I mention his strength of character here, speaking of it first of all in introducing him into my story, for the simple reason that when I saw him standing under the trees, I perceived by the expression of his face, that he was yielding to a most unusual emotion; he looked anxious, even unhappy. This I took in with a kind of side thought, to be recurred to by and by, but at present I was too much excited about myself. I walked with him nearly every evening when he smoked, and now I went to my usual place, and put my hand through his arm. I longed to ask him if the surmise, which was agitating my whole being, was correct, but by doing this I should betray Sybil, and I must not even mention that I had seen her.
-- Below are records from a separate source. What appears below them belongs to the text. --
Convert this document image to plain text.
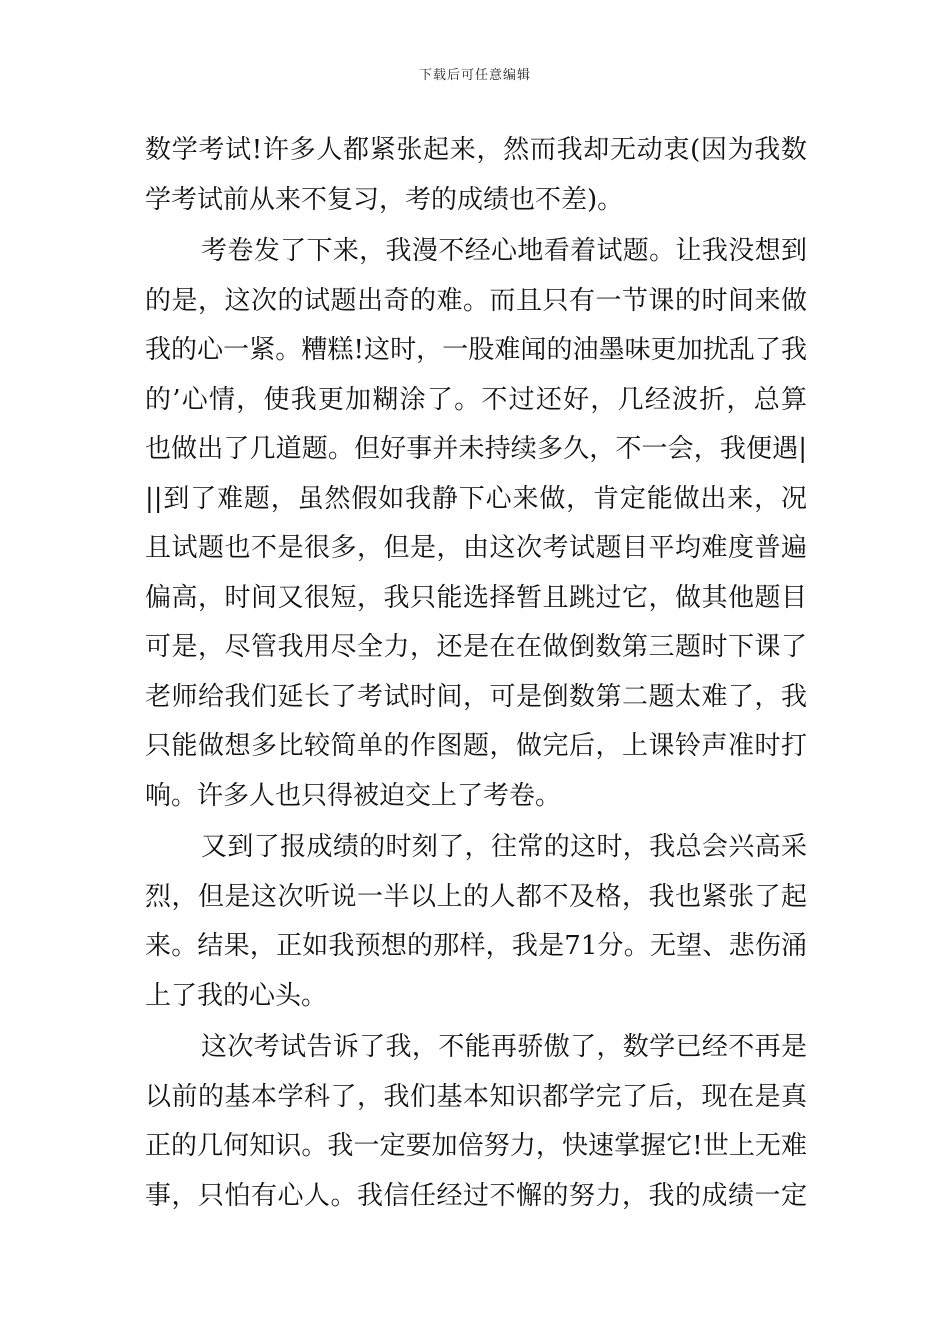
下载后可任意编辑
数学考试!许多人都紧张起来，然而我却无动衷(因为我数
学考试前从来不复习，考的成绩也不差)。
考卷发了下来，我漫不经心地看着试题。让我没想到
的是，这次的试题出奇的难。而且只有一节课的时间来做
我的心一紧。糟糕!这时，一股难闻的油墨味更加扰乱了我
的’心情，使我更加糊涂了。不过还好，几经波折，总算
也做出了几道题。但好事并未持续多久，不一会，我便遇|
||到了难题，虽然假如我静下心来做，肯定能做出来，况
且试题也不是很多，但是，由这次考试题目平均难度普遍
偏高，时间又很短，我只能选择暂且跳过它，做其他题目
可是，尽管我用尽全力，还是在在做倒数第三题时下课了
老师给我们延长了考试时间，可是倒数第二题太难了，我
只能做想多比较简单的作图题，做完后，上课铃声准时打
响。许多人也只得被迫交上了考卷。
又到了报成绩的时刻了，往常的这时，我总会兴高采
烈，但是这次听说一半以上的人都不及格，我也紧张了起
来。结果，正如我预想的那样，我是71分。无望、悲伤涌
上了我的心头。
这次考试告诉了我，不能再骄傲了，数学已经不再是
以前的基本学科了，我们基本知识都学完了后，现在是真
正的几何知识。我一定要加倍努力，快速掌握它!世上无难
事，只怕有心人。我信任经过不懈的努力，我的成绩一定
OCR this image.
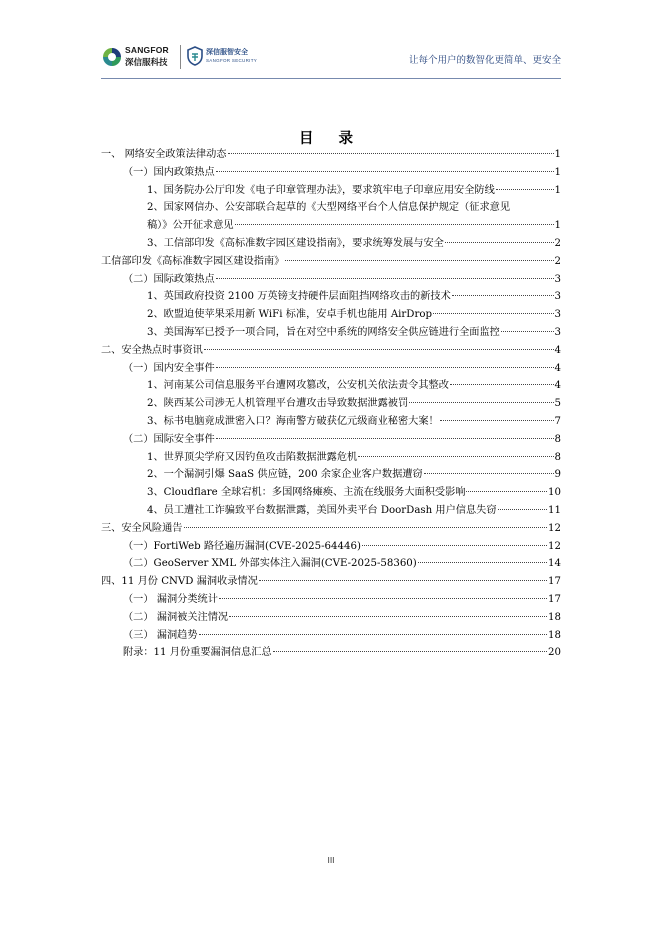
SANGFOR
深信服科技
深信服智安全
SANGFOR SECURITY	让每个用户的数智化更简单、更安全
目 录
一、 网络安全政策法律动态	1
（一）国内政策热点	1
1、国务院办公厅印发《电子印章管理办法》，要求筑牢电子印章应用安全防线	1
2、国家网信办、公安部联合起草的《大型网络平台个人信息保护规定（征求意见
稿）》公开征求意见	1
3、工信部印发《高标准数字园区建设指南》，要求统筹发展与安全	2
工信部印发《高标准数字园区建设指南》	2
（二）国际政策热点	3
1、英国政府投资 2100 万英镑支持硬件层面阻挡网络攻击的新技术	3
2、欧盟迫使苹果采用新 WiFi 标准，安卓手机也能用 AirDrop	3
3、美国海军已授予一项合同，旨在对空中系统的网络安全供应链进行全面监控	3
二、安全热点时事资讯	4
（一）国内安全事件	4
1、河南某公司信息服务平台遭网攻篡改，公安机关依法责令其整改	4
2、陕西某公司涉无人机管理平台遭攻击导致数据泄露被罚	5
3、标书电脑竟成泄密入口？海南警方破获亿元级商业秘密大案！	7
（二）国际安全事件	8
1、世界顶尖学府又因钓鱼攻击陷数据泄露危机	8
2、一个漏洞引爆 SaaS 供应链，200 余家企业客户数据遭窃	9
3、Cloudflare 全球宕机：多国网络瘫痪、主流在线服务大面积受影响	10
4、员工遭社工诈骗致平台数据泄露，美国外卖平台 DoorDash 用户信息失窃	11
三、安全风险通告	12
（一）FortiWeb 路径遍历漏洞(CVE-2025-64446)	12
（二）GeoServer XML 外部实体注入漏洞(CVE-2025-58360)	14
四、11 月份 CNVD 漏洞收录情况	17
（一） 漏洞分类统计	17
（二） 漏洞被关注情况	18
（三） 漏洞趋势	18
附录：11 月份重要漏洞信息汇总	20
III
“What bright cheeks, and what a happy face!” said David, looking at me affectionately, “are you very glad to come to the Messiah with me? little woman.”

“Yes,” I answered absently, for to-morrow’s treat had sunk into insignificance. Then out it came with a great irrepressible burst, “David, I am longing to see London.”

David, who knew nothing of my discontent, who imagined me to be, what I always appeared to him, a child without the shadow of a care, or a sorrow, without even the ghost of a longing outside my own peaceful existence, answered in the tone of surprise which men can throw into their voices when they are not quite comfortable.

“London, my dear Gwladys.”

“Yes, why not?”

“Well, we don’t live so very far away from London, you may see it some day.”

It was quite evident, by David’s indifferent tone, that he knew nothing of any immediate visit in store for me. I bit my lips hard, and tried to say nothing. I am sure I should not have spoken but for his next words.

“And in the meantime you can wait; you are very happy, are you not?”

“No, I am not. I’m not a bit happy, David,” and I burst into tears.